"What are you doing here?": O texto inevitável sobre Bojack Horseman

  
     "What are you doing here?" em um tom de voz camp e alegre, como em uma sitcom dos anos 90, é assim que essa frase nos recebe no primeiro episódio da segunda temporada de Bojack Horseman. Em "Brand New Couch" iniciamos uma jornada de um questionamento que, talvez, perdure toda a série, e inegavelmente um dos pontos chaves da segunda temporada, tanto uma frase corriqueira dentro de um roteiro, expondo com facilidade ao espectador o que os personagens fazem em cena, quanto uma reflexão sobre como Bojack é uma personagem cercada pelo fardo de suas decisões não serem tomadas de maneira consciente de seus desejos, quase que em uma reflexão Sartreana do homem como protagonista de sua própria narrativa, ao mesmo tempo que Bojack repetidas vezes se vê como vítima de sua própria história, sentindo-se um expectador, o roteiro nos mostra que, pelo contrário, é o desejo e a dúvida que movem a narrativa, em uma busca pelo que falta, uma busca pelo motivo de todas as decisões em sua busca hedonista por satisfação, uma busca vazia por não acolher os desejos do eu-idealizado. É aí, então, voltando do Novo México, que somos acolhidos com uma frase no episódio final "What am I doing here?", que culmina em uma mudança que parece real (em primeiro momento, mas não vou me ocupar das temporadas que vêm depois dessa) espelhada com a mudança igualmente forçada dos primeiros episódios que nas entrelinhas trazem o questionamento: O que estamos fazendo aqui?

    Bojack Horseman é uma das minhas séries favoritas, é uma série que marcou a minha adolescência e boa parte da minha relação com saúde mental (pro bem ou pro mal, não é isso que importa aqui), desde que comecei a assistí-la, em 2015, quando eu tinha 16 anos e passava por um dos piores momentos da minha vida, até quando finalmente terminei a minha jornada com o cavalo falante, em 2020, quando eu já era uma pessoa completamente diferente.

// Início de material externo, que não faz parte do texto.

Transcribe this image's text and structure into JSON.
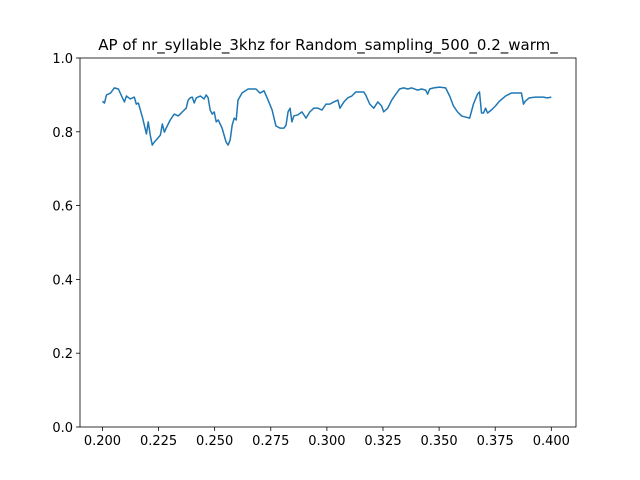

De qualquer maneira, uma das coisas que sempre me marcou em Bojack é a maneira como o roteiro utiliza o diálogo e as conversas dos personagens, em uma metalinguagem interessante que é tão obviamente serializada, quanto capaz de tornar cada um dos personagens únicos e humanos (mesmo os animais). Desde então, a minha relação com a série é de companheirismo, e em minhas várias vezes a revisitando (fora de ordem, já que cada temporada carrega pra mim um significado muito diferente, ou em ordem, uma vez que a peça final é indiscutivelmente uma jornada extremamente rica), eu sempre notei que a segunda temporada tem uma relação muito distinta com a maneira que expõe a relação dos diálogos com as reflexões da narrativa, principalmente no que se trata da frase "What are you doing here?" - o que talvez se repita na temporada em que o Bojack atua como Philbert, dessa vez, no entanto, ela dialoga com o espectador através do cenário e do figurino de Bojack, para percebermos o estado dissociativo do protagonista, que é um péssimo ator. Em uma rasa primeira reflexão, pensando na primeira vez em que essa frase tem um real destaque na temporada, Bojack tentando dar o tom certo a uma cena dramática do filme de seus sonhos "Secretariat", sem sucesso, reproduzindo um tom caricato e sem sentido, o que nos leva a pensar que, em todos os outros momentos que Bojack fala isso, em momentos complicados, dramáticos ou de indignação, ele está utilizando o tom que deveria ter usado para seu filme, mas eu não gostaria de parar por aí, esse é o caminho mais fácil, no fim, a frase se comunica com todas as narrativas que acontecem durante a temporada, de Los Angeles a Cordovia.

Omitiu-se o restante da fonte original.